Медленно, ощупью, как ребенок, делающий первые шажки в новом, еще неведомом
мире, он начал подыскивать слова и собирать их в предложения - они с трудом
соединялись друг с другом, сталкивались невидимыми углами, наконец с трудом
притирались в гладкие фразы - и Иванов с горечью понимал, что у него
получается совсем не то, что он хочет, а какое-то подобие газетного
некролога. Он начинал снова, менял и переставлял слова, но опять получалось
нечто неживое и уродливое, и обломки мыслей, казалось, криво торчали из
предложений, как обломанные ветви старого погибшего дерева, и тогда Иванов,
внезапно, сам еще не понимая, почему, начал с этих старых деревьев,
полупогибших от времени берез Сибирского тракта, которые двадцатилетний
Фридрих Штиблер впервые увидел летом сорок третьего года, когда его в серой
колонне военнопленных провели под этими березами сюда, где ему суждено было
прожить всю свою жизнь и умереть.
Здесь, на торфяннике, вначале был немецкий лагерь, а потом немцы построили
поселок, который вся округа так и называла - Немецкий.

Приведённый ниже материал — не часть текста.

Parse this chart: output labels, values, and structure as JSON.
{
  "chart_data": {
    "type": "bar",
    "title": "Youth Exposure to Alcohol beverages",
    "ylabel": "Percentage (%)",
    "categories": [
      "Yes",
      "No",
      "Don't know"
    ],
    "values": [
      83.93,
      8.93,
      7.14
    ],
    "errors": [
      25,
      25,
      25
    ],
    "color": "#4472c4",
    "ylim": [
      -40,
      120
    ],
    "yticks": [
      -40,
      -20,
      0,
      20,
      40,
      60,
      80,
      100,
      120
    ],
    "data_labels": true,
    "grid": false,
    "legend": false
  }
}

Конечно, он имел
другое, официальное название, но им мало кто пользовался, и письма,
отправленные в «Немецкий поселок», доходили до адресатов. Со временем немцы
постепенно уезжали, а Штиблер остался - его семья погибла в Дрездене во
время бомбежки, здесь, в поселке, он женился, выросли дети - куда уезжать? В
маленьком поселке, где все всё и про всех знают, Штиблеры жили тихо, и
потому Фридрих Штиблер, ставший с годами Федором Ивановичем, никогда не был
героем поселковых легенд. Наверное, вначале молва поговорила, посмеялась над
его педантизмом, а потом привыкла, так же как и к очень правильной, но
тяжеловесной его речи, поэтому Иванов ничего не знал о его личной жизни,
только слышал, что до того, как стать учителем, Штиблер был мастером на
торфодобыче.
Если бы в поселковой школе, где он потом преподавал черчение, работало много
мужчин, и если бы Иванова увезли из Немецкого еще ребенком, он, скорее
всего, никогда бы и не узнал, что есть такой человек – Штиблер, но Штиблер
был единственным мужчиной в школе, и только поэтому Иванов запомнил его,
будучи первоклассником, запомнил плохо – в памяти остался лишь невзрачный
человечек в сером костюме, идущий по школьному коридору, и знание того, что
он учитель и потом будет чему-то учить и Иванова. Вспоминая о том времени,
Иванов поймал себя на мысли, что совсем не помнит Штиблера в поселке, хотя
тогда они жили на одной улице и были почти соседями. Лицо Штиблера сливалось
с другими лицами, был он человеком малозаметным, так же, как сейчас и сам
Иванов был малозаметен для окружающих. Он к этому привык, а порой даже и
пользовался этим, но иногда вдруг хотелось выделиться среди всех, неважно
как, но обратить на себя внимание. Вспомнились несколько институтских еще
выходок, и все они по прошествии лет казались такими глупыми, так ясно
представилось, что в глазах людей, одобрительно похлопывавших его тогда по
плечам, он был лишь одним из многих провинциальных дурачков, что Иванов в
раздражении бросил карандаш и принялся ходить по кухне. Многое хотелось
забыть, так, как забыли его самого многие из тех, кто с ним сталкивался,
забыли, наверное, и к лучшему для Иванова – но забыть не получалось,
наоборот, чем больше он этого хотел, тем назойливей то, что он хотел забыть,
маячило у него перед глазами.
Отвлекшись от записи, снова вернуться к ней оказалось трудно - мысль с
насилу оторвалась он навязчивых воспоминаний, но чем писать дальше, он не
знал. Иванов машинально раскачивал стоявший на столе старый подарок, «Ваньку-встаньку»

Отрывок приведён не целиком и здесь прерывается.